Je crus d’abord de mon devoir de garder le silence, puis je dis : « Qu’Allah l’ait en sa miséricorde ! Et qu’en retour, sur toi-même, ô ma maîtresse, soit déversé tout l’arriéré que la vie devait encore à cette jeune fille, ta douce favorite, que tu pleures ! Car c’est certainement elle-même qui est morte ! » Elle dit : « C’est elle-même, cette pauvre ! »

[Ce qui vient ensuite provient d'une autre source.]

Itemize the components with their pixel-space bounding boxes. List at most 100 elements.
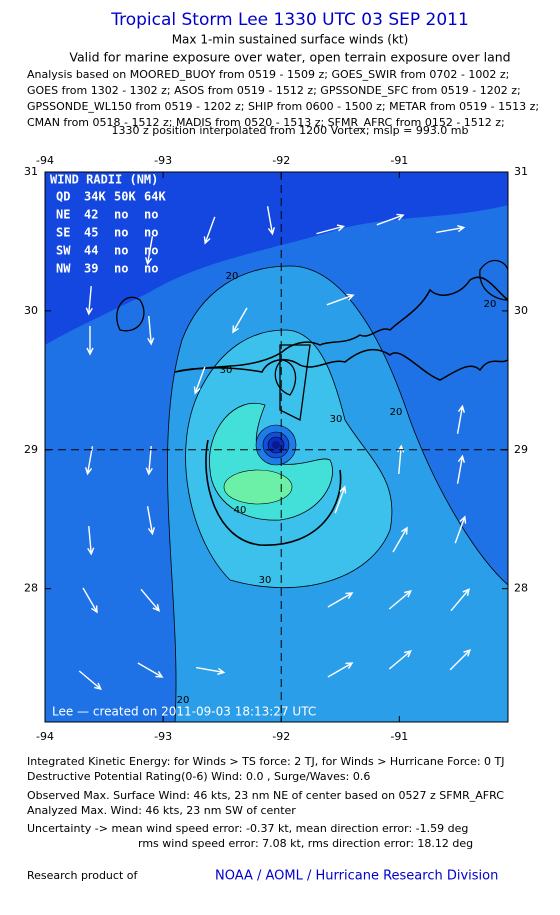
radii-header: QD [56,190,70,204]
wind-arrow [436,224,466,234]
lat-label: 29 [514,443,528,456]
radii-cell: 45 [84,226,98,240]
contour-34 [205,439,342,546]
wind-arrow [147,315,155,346]
wind-arrow [456,404,466,434]
radii-header: 34K [84,190,106,204]
analysis-line: GOES from 1302 - 1302 z; ASOS from 0519 … [27,84,521,97]
radii-header: 50K [114,190,136,204]
radii-cell: no [144,226,158,240]
radii-cell: no [114,226,128,240]
wind-arrow [146,506,156,536]
lat-label: 31 [24,165,38,178]
contour-label: 20 [484,299,497,310]
wind-arrow [193,366,206,395]
field-low [45,172,508,345]
wind-arrow [392,526,408,553]
lat-label: 31 [514,165,528,178]
contour-label: 30 [330,414,343,425]
radii-cell: no [144,208,158,222]
lon-label: -91 [390,154,408,167]
contour-label: 20 [390,407,403,418]
lon-label: -92 [272,154,290,167]
lat-label: 30 [24,304,38,317]
wind-arrow [388,649,412,670]
validity: Valid for marine exposure over water, op… [69,50,510,65]
lon-label: -93 [154,730,172,743]
wind-arrow [145,445,153,476]
wind-arrow [78,670,102,691]
footer-line: Analyzed Max. Wind: 46 kts, 23 nm SW of … [27,804,296,817]
radii-cell: 39 [84,262,98,276]
lat-label: 28 [24,582,38,595]
lon-label: -92 [272,730,290,743]
radii-cell: no [144,262,158,276]
radii-cell: SE [56,226,70,240]
wind-arrow [266,206,276,236]
wind-arrow [456,454,466,484]
lon-label: -94 [36,154,54,167]
contour-label: 30 [259,575,272,586]
contour-30 [279,344,311,421]
eye [272,441,280,449]
lat-label: 30 [514,304,528,317]
islands [116,259,508,396]
radii-cell: 44 [84,244,98,258]
footer-line: Integrated Kinetic Energy: for Winds > T… [27,755,505,768]
lon-label: -93 [154,154,172,167]
wind-arrow [144,236,154,266]
wind-arrow [316,224,346,235]
max-wind-core [223,469,293,505]
wind-arrow [84,446,94,476]
wind-arrow [82,587,98,614]
footer-credit: Research product of [27,869,138,882]
coastline [174,276,508,381]
wind-arrow [232,307,248,334]
wind-arrow [85,285,93,316]
subtitle: Max 1-min sustained surface winds (kt) [172,33,409,47]
wind-arrow [450,588,471,612]
footer-line: rms wind speed error: 7.08 kt, rms direc… [138,837,473,850]
wind-arrow [327,592,354,608]
map-frame [44,171,509,723]
contour-label: 20 [226,271,239,282]
contour-label: 20 [177,695,190,706]
radii-cell: 42 [84,208,98,222]
contour-label: 40 [234,505,247,516]
wind-arrow [449,648,472,671]
radii-title: WIND RADII (NM) [50,173,158,187]
radii-header: 64K [144,190,166,204]
footer-line: Observed Max. Surface Wind: 46 kts, 23 n… [27,789,504,802]
contour-label: 30 [220,365,233,376]
wind-field [45,172,508,722]
wind-arrow [388,589,412,610]
radii-cell: no [114,244,128,258]
wind-arrow [87,525,95,556]
wind-arrow [196,666,226,676]
radii-cell: NW [56,262,71,276]
wind-arrow [203,216,216,245]
radii-cell: no [144,244,158,258]
wind-arrow [137,662,164,678]
lat-label: 28 [514,582,528,595]
analysis-line: GPSSONDE_WL150 from 0519 - 1202 z; SHIP … [27,100,539,113]
footer-line: Destructive Potential Rating(0-6) Wind: … [27,770,370,783]
analysis-line: Analysis based on MOORED_BUOY from 0519 … [27,68,509,81]
radii-cell: NE [56,208,70,222]
footer-line: Uncertainty -> mean wind speed error: -0… [27,822,468,835]
wind-arrow [376,213,405,226]
org: NOAA / AOML / Hurricane Research Divisio… [215,869,498,884]
wind-arrow [334,485,347,514]
wind-arrow [86,326,94,356]
wind-arrow [327,662,354,678]
title: Tropical Storm Lee 1330 UTC 03 SEP 2011 [110,10,469,30]
radii-cell: no [114,208,128,222]
wind-arrow [454,515,467,544]
lon-label: -91 [390,730,408,743]
wind-arrow [140,588,161,612]
position-note: 1330 z position interpolated from 1200 V… [111,124,468,137]
map-credit: Lee — created on 2011-09-03 18:13:27 UTC [52,705,316,719]
lon-label: -94 [36,730,54,743]
radii-cell: no [114,262,128,276]
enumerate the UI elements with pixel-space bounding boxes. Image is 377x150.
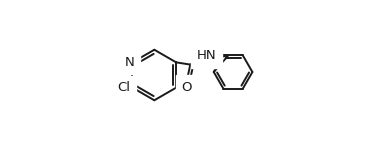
Text: HN: HN <box>196 49 216 62</box>
Text: Cl: Cl <box>118 81 130 94</box>
Text: O: O <box>181 81 192 94</box>
Text: N: N <box>124 56 134 69</box>
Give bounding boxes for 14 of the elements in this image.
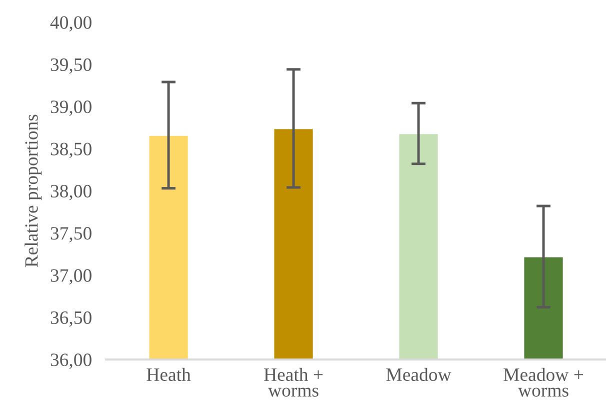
x-tick-label: Heath + worms: [264, 368, 323, 397]
x-tick-label: Heath: [146, 368, 191, 382]
y-tick-label: 36,50: [50, 311, 92, 327]
y-tick-label: 37,00: [50, 269, 92, 285]
y-tick-label: 39,50: [50, 58, 92, 74]
y-tick-label: 38,00: [50, 184, 92, 200]
y-tick-label: 40,00: [50, 16, 92, 32]
y-tick-label: 38,50: [50, 142, 92, 158]
y-tick-label: 37,50: [50, 227, 92, 242]
y-axis-title: Relative proportions: [24, 114, 42, 268]
x-tick-label: Meadow: [386, 368, 452, 382]
y-tick-label: 39,00: [50, 100, 92, 116]
y-tick-label: 36,00: [50, 354, 92, 369]
x-tick-label: Meadow + worms: [504, 368, 584, 397]
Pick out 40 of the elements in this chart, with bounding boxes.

Alors moi, je profitai de cet état d’attendrissement ou elle était et lui remis, l’ayant tirée de ma ceinture, la lettre. Et j’ajoutai : « De ta réponse, ô ma maîtresse, dépendra sa vie ou sa mort ! Car, en vérité, l’attente de cette réponse est la seule chose qui l’attache encore à la terre ! » Elle prit la lettre, l’ouvrit, la lut, sourit et dit : « Est-il donc maintenant arrivé à un tel état de passion, lui qui ne voulait même pas lire mes lettres autrefois ? Il m’a suffi depuis lors de garder le silence et d’user de dédain pour le voir me revenir plus enflammé que jamais ! » Moi je répondis : « Certes, tu as raison ! Oui, certes ! Tu as même le droit d’en parler avec plus d’amertume…

— À ce moment de sa narration, Schahrazade vit apparaître le matin et, discrète, se tut.